Il fallait d’abord repérer ou se trouvait le banc de grès, dégager les arbres qui se trouvaient souvent au dessus, enlever la couche de terre qui pouvait être importante puis s’attaquer au banc de grès. Pour cela on s’efforçait de fracturer la pierre le cas échéant à l’aide d’un explosif et de faire basculer la partie détachée. Si elle ne basculait pas on creusait au dessous dans le sable si besoin en envoyant un petit enfant qui courait un très gros risque. On utilisait des orphelins pour ne pas avoir de problèmes avec la famille….
Chaque ouvrier produisait 160 à 180 pavés par jour. La qualité des pavés pouvait être différente, cela s’entendait au bruit produit quand on tapait dessus. Les ouvriers travaillaient 15 heurs par jour et ils n’avaient qu’une journée de repos par semaine. Ils étaient dotés chacun d’une cote de maille pour se protéger l’artère fémorale qui risquait d’être atteinte quand ils taillaient
Il y avait une quantité d’outils spécialisés. Pour régulariser les bord on utilisait un peigne à tailler. Les pavés pour Paris faisaient 20 cm sur 20.
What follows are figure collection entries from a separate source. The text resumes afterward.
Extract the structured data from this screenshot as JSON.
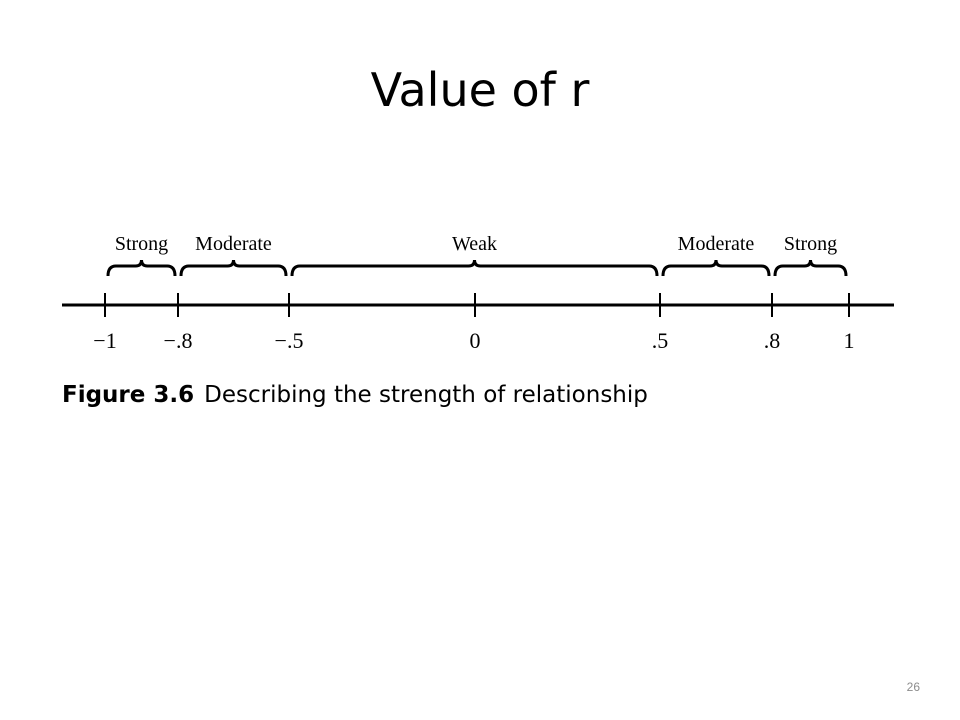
{
  "slide": {
    "title": "Value of r",
    "number": "26"
  },
  "figure": {
    "caption_label": "Figure 3.6",
    "caption_text": "Describing the strength of relationship",
    "ticks": [
      {
        "value": -1,
        "label": "−1"
      },
      {
        "value": -0.8,
        "label": "−.8"
      },
      {
        "value": -0.5,
        "label": "−.5"
      },
      {
        "value": 0,
        "label": "0"
      },
      {
        "value": 0.5,
        "label": ".5"
      },
      {
        "value": 0.8,
        "label": ".8"
      },
      {
        "value": 1,
        "label": "1"
      }
    ],
    "ranges": [
      {
        "from": -1,
        "to": -0.8,
        "label": "Strong"
      },
      {
        "from": -0.8,
        "to": -0.5,
        "label": "Moderate"
      },
      {
        "from": -0.5,
        "to": 0.5,
        "label": "Weak"
      },
      {
        "from": 0.5,
        "to": 0.8,
        "label": "Moderate"
      },
      {
        "from": 0.8,
        "to": 1,
        "label": "Strong"
      }
    ]
  }
}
Le grès avait été utilisé pour construire l’aqueduc de Maintenon qui a mobilisé 15000 hommes. Pour acheminer les pierres jusqu’à Maintenon on avait canalisé la Drouette, l’Eure et la Voise.
L’activité des meules était différente car la meulière ne se trouve pas en bancs mais en morceaux isolés. L’extraction est très pénible car ces pierres sont extrêmement lourdes. Des collègues tenaient les épaules du porteur car il y avait un risque de déboîtement, une meule monolithique pouvait peser 800 kg.
Il faut d’abord tailler pour avoir un arrondi mais c’est souvent irrégulier et faut ajouter des quartiers qui sont scellés avec du ciment et au besoin on réalise un cerclage en fer. Par ailleurs périodiquement on doit recréer un rayonnage pour que la meule soit efficace étant préciser que dans un moulin il y a une meule dormante en dessous et une meule mobile au dessus.
La dernière compagnie en activité s’appelait l’Abrasienne d’ Épernon
Le musée contient de nombreuses maquettes de moulins :
- moulin romain à traction
- moulin bateau : il y en avait 9 accrochés aux ponts de Paris
- moulin à traction animale
- -moulin à vent : il y avait 600 en Beauce, il en reste 9 aujourd’hui
- moulin à turbine
Nous sommes repartis enchantés par cette visite sous la conduite d’un bénévole sympathique qui a consacré beaucoup de son temps pour faire revivre cette activité économique trop souvent méconnue.